Pesan Bertentangan dari Pemerintah Tak Efektif untuk Himpun Dukungan Normal Baru
Pola komunikasi yang inkonsisten dan kurang didukung data diyakini membuat pengambilan kebijakan normal baru oleh pemerintah tidak langsung mendapat dukungan masyarakat.
Oleh
Satrio Pangarso Wisanggeni
·3 menit baca
JAKARTA, KOMPAS — Pola komunikasi yang inkonsisten dan kurang didukung data diyakini membuat pengambilan kebijakan normal baru oleh pemerintah tidak langsung mendapat dukungan masyarakat. Keberadaan pendengung sisa Pemilu 2019 membuat penanganan pandemi Covid-19 menjadi terpolitisasi.
Setidaknya ini tecermin pada kondisi media sosial yang dipantau oleh Lembaga Penelitian, Pendidikan, dan Penerangan Ekonomi dan Sosial (LP3ES) dan Drone Emprit selama pertengahan Mei hingga awal Juni 2020.
Dalam diskusi virtual, Selasa (9/6/2020), Ketua Dewan Pengurus LP3ES Didik J Rachbini mengatakan, karakteristik pengambilan kebijakan tanpa didukung data yang jelas terlihat sejak Presiden Joko Widodo meminta masyarakat berdamai dengan virus korona pada 7 Mei lalu. Hal ini karena pada saat itu dan hingga saat ini, jumlah peningkatan kasus positif Covid-19 masih terus meningkat setiap harinya.
Lalu, inkonsistensi sikap pemerintah juga terlihat dalam periode tersebut, kata Didik. Seperti yang terjadi pada pertengan Mei lalu. Pemerintah mengakui bahwa sedang mempersiapkan skema pelonggaran PSBB. Namun, tidak lama kemudian Presiden Jokowi membantah pemerintah melakukan pelonggaran.
”Jadi sering ada dua pernyataan bertentangan di masyarakat. Seperti mudik dan pulang kampung. Ini dapat menjadi kelemahan saat penerapan kebijakan,” kata Didik.

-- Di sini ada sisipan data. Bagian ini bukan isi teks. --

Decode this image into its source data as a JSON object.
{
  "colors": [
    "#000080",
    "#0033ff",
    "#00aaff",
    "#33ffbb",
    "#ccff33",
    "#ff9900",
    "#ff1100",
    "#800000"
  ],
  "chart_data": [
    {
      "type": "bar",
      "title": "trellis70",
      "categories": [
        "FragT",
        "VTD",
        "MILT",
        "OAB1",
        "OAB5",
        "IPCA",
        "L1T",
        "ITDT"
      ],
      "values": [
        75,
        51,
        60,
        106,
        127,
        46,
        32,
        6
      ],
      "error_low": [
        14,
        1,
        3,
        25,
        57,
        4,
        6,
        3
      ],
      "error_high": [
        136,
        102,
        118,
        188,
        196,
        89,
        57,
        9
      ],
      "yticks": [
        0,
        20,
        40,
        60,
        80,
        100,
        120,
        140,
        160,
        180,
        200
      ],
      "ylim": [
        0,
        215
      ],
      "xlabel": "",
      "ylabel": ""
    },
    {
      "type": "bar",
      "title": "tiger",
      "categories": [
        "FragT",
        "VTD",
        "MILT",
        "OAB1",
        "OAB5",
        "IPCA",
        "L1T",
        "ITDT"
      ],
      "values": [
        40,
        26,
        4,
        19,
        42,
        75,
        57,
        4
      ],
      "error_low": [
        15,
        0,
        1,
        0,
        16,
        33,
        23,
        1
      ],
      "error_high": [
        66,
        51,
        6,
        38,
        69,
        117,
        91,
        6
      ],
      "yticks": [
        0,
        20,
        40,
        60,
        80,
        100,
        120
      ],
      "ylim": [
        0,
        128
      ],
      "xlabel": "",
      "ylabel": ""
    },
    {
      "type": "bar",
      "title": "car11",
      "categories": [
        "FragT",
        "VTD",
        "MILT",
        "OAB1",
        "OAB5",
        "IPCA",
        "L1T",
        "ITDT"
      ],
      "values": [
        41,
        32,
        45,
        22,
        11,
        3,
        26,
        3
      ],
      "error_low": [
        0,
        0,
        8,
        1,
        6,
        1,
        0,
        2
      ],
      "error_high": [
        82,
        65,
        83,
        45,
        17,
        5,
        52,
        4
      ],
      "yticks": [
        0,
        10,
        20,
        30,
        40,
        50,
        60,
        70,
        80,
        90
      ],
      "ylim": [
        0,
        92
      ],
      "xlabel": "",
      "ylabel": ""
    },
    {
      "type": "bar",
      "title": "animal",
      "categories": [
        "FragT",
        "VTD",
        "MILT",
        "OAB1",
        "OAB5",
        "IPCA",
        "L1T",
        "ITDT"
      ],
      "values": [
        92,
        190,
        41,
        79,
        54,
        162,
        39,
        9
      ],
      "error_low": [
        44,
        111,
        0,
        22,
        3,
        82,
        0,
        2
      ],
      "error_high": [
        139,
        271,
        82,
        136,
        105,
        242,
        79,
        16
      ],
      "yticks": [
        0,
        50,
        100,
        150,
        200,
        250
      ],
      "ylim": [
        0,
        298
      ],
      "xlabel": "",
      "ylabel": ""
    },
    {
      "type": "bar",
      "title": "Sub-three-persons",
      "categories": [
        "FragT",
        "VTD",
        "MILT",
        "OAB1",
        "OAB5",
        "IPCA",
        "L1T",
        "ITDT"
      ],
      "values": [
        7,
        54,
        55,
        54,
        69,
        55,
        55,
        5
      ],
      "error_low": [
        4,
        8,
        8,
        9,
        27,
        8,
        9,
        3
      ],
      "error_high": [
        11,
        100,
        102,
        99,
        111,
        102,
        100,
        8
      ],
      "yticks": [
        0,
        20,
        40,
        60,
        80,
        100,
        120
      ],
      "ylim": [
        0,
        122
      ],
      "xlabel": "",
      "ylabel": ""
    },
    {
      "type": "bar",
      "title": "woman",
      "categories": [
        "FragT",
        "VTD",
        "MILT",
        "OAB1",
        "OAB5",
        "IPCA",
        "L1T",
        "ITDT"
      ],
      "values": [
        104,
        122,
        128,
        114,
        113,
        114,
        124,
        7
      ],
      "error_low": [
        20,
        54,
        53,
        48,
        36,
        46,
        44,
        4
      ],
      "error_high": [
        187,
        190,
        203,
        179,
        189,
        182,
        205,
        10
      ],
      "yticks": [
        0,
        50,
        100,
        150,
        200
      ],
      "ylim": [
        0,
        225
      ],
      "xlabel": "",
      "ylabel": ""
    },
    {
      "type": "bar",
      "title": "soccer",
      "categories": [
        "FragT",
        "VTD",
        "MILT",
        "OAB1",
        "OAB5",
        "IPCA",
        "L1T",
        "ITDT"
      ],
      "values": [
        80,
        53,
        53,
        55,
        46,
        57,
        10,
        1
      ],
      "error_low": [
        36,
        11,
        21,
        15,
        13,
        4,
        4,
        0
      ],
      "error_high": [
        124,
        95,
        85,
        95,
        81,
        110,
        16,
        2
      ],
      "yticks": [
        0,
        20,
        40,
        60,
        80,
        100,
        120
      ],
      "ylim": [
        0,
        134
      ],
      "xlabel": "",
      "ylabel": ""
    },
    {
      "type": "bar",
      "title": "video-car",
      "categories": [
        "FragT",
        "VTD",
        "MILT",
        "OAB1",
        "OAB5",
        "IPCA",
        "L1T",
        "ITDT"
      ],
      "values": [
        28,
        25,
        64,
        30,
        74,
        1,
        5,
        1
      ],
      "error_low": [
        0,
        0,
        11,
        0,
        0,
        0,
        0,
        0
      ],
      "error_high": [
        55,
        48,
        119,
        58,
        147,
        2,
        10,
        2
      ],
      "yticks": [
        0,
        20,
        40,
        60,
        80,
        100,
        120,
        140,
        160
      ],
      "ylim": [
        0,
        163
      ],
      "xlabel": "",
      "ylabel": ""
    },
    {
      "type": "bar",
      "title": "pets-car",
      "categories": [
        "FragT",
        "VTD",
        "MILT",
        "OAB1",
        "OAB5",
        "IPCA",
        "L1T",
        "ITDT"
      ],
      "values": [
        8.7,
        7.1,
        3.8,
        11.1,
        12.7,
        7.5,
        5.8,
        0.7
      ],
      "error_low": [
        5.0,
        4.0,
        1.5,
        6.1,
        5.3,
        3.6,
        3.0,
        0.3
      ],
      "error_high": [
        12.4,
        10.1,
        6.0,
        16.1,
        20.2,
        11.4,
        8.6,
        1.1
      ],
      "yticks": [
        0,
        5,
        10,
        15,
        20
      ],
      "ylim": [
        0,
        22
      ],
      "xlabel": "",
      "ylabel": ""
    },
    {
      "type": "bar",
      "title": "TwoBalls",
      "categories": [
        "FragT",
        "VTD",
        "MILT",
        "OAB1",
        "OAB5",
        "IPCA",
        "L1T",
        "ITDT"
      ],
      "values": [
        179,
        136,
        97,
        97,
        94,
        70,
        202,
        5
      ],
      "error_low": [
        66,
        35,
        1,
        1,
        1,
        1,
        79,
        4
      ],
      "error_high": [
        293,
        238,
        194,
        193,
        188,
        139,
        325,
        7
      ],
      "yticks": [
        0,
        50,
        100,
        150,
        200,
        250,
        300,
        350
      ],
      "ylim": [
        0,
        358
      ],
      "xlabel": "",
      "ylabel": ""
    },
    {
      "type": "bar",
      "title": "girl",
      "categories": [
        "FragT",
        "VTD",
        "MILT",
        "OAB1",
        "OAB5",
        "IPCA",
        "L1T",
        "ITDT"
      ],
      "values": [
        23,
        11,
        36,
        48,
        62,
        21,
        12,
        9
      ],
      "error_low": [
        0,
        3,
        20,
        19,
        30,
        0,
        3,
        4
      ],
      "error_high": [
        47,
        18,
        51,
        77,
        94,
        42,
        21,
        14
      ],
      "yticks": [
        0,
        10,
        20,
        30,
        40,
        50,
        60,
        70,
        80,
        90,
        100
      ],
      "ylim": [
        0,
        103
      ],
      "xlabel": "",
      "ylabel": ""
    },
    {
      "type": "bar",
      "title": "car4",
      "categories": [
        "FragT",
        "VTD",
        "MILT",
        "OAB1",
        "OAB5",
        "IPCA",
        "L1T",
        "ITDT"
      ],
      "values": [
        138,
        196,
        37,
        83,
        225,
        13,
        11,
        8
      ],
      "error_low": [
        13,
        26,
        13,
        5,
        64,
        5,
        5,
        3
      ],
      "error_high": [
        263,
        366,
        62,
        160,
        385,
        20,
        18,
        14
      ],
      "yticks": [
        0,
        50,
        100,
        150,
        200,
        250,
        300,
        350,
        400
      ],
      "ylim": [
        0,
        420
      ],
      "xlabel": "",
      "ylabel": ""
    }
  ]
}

Polarisasi di masyarakat kian diperuncing dengan adanya sisa sukarelawan ataupun pendengung (buzzer) Pemilu 2019 pada jagat media sosial yang masih terus aktif. Hal ini membuat persoalan wabah Covid-19 yang seharusnya merupakan isu kesehatan menjadi politik.
”Seharusnya, konflik ini pascapemilu ya selesai. Karena itu, Covid-19 ini pun jadi isu politik. Kebijakan yang masuk dalam kontroversi besar, potensi gagalnya jauh lebih besar daripada suksesnya,” kata Didik.
Jadi sering ada dua pernyataan bertentangan di masyarakat. Seperti mudik dan pulang kampung. Ini dapat menjadi kelemahan saat penerapan kebijakan.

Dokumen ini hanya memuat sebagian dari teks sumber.